3. Synonym Expansion

To handle different naming conventions across markets:

-- Create a synonyms table
CREATE TABLE instrument_synonyms (
    word TEXT PRIMARY KEY,
    synonyms TEXT[]
);

-- Example data
INSERT INTO instrument_synonyms VALUES 
('stock', ARRAY['equity', 'share', 'scrip']),
('index', ARRAY['indices', 'benchmark']),
('futures', ARRAY['fut', 'forward', 'forwards']);

-- Function to expand search terms with synonyms
CREATE OR REPLACE FUNCTION expand_search_terms(search_term TEXT)
RETURNS TEXT AS $$
DECLARE
    result TEXT := search_term;
    term_record RECORD;
BEGIN
    FOR term_record IN 
        SELECT word, synonyms FROM instrument_synonyms
        WHERE search_term ~* ('\m' || word || '\M')
    LOOP
        result := result || ' | ' || array_to_string(term_record.synonyms, ' | ');
    END LOOP;
    
    RETURN result;
END
$$ LANGUAGE plpgsql;

Conclusion

Implementing full-text search in PostgreSQL with TimescaleDB has significantly improved our AI agent's ability to identify trading instruments quickly and accurately. This capability is crucial for our automated strategy creation workflow, enabling the agent to move seamlessly from market research to strategy implementation.

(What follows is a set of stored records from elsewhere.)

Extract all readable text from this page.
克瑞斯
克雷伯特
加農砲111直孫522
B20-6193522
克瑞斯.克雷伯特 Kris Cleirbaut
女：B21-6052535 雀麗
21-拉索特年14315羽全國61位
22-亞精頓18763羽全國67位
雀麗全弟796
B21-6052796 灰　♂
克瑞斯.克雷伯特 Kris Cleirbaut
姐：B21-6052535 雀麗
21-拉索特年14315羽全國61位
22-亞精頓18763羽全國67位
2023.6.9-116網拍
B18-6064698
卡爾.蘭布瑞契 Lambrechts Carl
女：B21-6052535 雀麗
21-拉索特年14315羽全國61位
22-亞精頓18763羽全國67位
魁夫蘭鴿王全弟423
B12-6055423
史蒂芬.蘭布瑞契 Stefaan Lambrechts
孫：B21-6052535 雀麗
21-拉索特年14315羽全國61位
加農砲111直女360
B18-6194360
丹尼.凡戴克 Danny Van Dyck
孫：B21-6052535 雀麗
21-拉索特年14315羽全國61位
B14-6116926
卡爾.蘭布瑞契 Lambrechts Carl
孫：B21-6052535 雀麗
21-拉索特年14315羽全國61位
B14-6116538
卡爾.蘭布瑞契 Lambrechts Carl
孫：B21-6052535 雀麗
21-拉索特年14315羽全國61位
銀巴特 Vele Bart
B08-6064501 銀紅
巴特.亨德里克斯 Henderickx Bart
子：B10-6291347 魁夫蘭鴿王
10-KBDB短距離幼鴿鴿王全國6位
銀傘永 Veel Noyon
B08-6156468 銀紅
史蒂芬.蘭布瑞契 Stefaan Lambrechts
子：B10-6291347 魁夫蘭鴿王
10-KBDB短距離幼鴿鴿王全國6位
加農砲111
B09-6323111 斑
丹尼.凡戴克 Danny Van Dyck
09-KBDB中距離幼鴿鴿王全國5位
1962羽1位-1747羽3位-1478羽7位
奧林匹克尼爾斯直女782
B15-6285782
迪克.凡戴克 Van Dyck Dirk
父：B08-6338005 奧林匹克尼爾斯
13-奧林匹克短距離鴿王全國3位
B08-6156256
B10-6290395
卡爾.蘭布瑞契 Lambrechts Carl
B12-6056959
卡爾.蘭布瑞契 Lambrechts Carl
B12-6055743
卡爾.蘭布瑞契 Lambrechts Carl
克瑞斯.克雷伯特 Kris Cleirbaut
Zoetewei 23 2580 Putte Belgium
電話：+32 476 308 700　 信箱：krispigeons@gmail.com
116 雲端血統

While the current implementation meets our needs for the Indian markets, we've laid the groundwork for expanding to international markets and commodities with minimal changes to the underlying architecture. The combination of TimescaleDB's time-series strengths with PostgreSQL's powerful text search capabilities gives us a robust foundation for our algorithmic trading platform.

As we continue to refine our AI agent's capabilities, having fast and accurate instrument search remains a cornerstone of the system's architecture, enabling more sophisticated trading strategies and faster response to market opportunities.